Before I go for an in-depth review, one question on the approach:
If the fusion was incorrect, was the dependence analysis incorrect? If that's the case, it needs to be enhanced as a generic solution. I see some matching being done, and that made me wonder if matching is a robust enough solution.

@vinayaka-polymage Thanks for taking a look! Perhaps I should have worded it differently. The result of the entire fusion is what am referring to here . While it is a valid fusion canidadate, what is incorrect is not using the entire slice bounds. A similar fixing of bounds
happens when there is read-read dependency. See https://github.com/llvm/llvm-project/blob/3e6ba89055c80e6360b7605464520711b30084a6/mlir/lib/Dialect/Affine/Analysis/Utils.cpp#L1107 . My change is along those lines and is keeping the origina bounds
when the producer is a memref based reduction. The pattern checking is checking if it is a memref based reduction like suggested in https://discourse.llvm.org/t/detecting-reduction-loops-in-affine-dialect/2527

sumesh13 retitled this revision from [MLIR][affine-loop-fusion] Fix a bug that fuses producers that are reductions incorrectly to [MLIR][affine-loop-fusion] Fix incorrect slice bounds on reduction producers when fusing.
vinayaka-polymage resigned from this revision.Jun 2 2022, 11:36 PM

Thanks @sumesh13 for the clarification. Sorry for the late response here, I am unavailable (travel) until 12th. I will check this thread after that.

I would like to help but I'm having a hard time guessing how the wrong code looks like and what is this actually fixing. Something that could help, and that is very common in LLVM, is to pre-commit the test matching the wrong output, and then introduce the fix so that we can clearly see how the test evolves. Could you please do that? It would be very helpful.

Thanks,
Diego

sumesh13 set the repository for this revision to rG LLVM Github Monorepo.Jun 9 2022, 4:29 PM
sumesh13 updated this revision to Diff 435730.Jun 9 2022, 4:32 PM

Example showing fusion is incorrect after slice with incorrect bounds is inserted.

@dcaballe Thanks for the suggestion. I have added the example that shows the incorrect fusion. You see how the initialization of the reduction is merged into the reduction body due to bounds of the slice being set as 1.

sumesh13 updated this revision to Diff 435745.Jun 9 2022, 5:24 PM

Recommit fix that address the incorrect fusion shown in last commit

@dcaballe Sorry couldnt remind earlier. Was on vacation myself. Did you need anything else for the review ?

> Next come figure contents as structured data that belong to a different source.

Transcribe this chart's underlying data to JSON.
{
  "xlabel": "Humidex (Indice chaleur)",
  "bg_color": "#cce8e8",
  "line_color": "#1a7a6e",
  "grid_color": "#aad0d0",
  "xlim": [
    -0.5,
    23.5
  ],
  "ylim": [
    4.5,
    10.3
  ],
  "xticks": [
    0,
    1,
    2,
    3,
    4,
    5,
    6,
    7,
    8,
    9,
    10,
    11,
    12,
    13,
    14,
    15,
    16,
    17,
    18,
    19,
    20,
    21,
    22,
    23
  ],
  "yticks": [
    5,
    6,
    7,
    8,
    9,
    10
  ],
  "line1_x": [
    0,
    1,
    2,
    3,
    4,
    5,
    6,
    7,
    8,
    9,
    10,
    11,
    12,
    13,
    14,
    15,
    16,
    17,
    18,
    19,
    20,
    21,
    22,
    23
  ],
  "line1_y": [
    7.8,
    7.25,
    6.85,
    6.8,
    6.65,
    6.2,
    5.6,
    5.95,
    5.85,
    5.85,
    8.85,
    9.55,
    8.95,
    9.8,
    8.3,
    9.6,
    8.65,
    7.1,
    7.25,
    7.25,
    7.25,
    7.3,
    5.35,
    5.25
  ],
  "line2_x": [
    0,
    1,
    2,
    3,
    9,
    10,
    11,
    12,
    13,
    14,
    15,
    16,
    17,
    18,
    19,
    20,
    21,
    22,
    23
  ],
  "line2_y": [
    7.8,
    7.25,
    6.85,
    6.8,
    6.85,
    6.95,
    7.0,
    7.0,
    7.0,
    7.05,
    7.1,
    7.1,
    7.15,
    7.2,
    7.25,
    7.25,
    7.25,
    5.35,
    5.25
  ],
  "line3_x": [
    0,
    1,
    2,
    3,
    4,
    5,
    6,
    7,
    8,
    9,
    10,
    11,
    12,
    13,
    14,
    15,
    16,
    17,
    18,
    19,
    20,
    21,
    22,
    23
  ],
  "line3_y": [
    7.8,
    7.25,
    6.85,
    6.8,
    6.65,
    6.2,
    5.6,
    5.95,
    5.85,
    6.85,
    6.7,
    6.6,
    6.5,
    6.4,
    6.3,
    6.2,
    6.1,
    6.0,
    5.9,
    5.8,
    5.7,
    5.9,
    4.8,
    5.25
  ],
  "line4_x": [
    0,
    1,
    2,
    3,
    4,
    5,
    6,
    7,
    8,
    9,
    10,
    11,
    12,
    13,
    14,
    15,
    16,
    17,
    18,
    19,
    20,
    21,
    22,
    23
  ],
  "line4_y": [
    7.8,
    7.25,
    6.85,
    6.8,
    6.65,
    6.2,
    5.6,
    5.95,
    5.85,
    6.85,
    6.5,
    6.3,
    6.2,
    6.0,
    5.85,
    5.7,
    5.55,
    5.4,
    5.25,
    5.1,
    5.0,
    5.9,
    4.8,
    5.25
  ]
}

I think we need feedback from @bondhugula or @vinayaka-polymage. IIRC, some of the utilities that this patch modifies are used in different places and I think they assume that reductions are represented by SSA values through iter_args. @bondhugula had some thoughts about converting reductions back and forth from SSA to memory representation based on the requirements of each analysis/transformation. I'm missing some context here.

I'm also wondering if we should use affine analysis to detect memory reductions instead of just pattern-matching the IR. That would be less error-prone?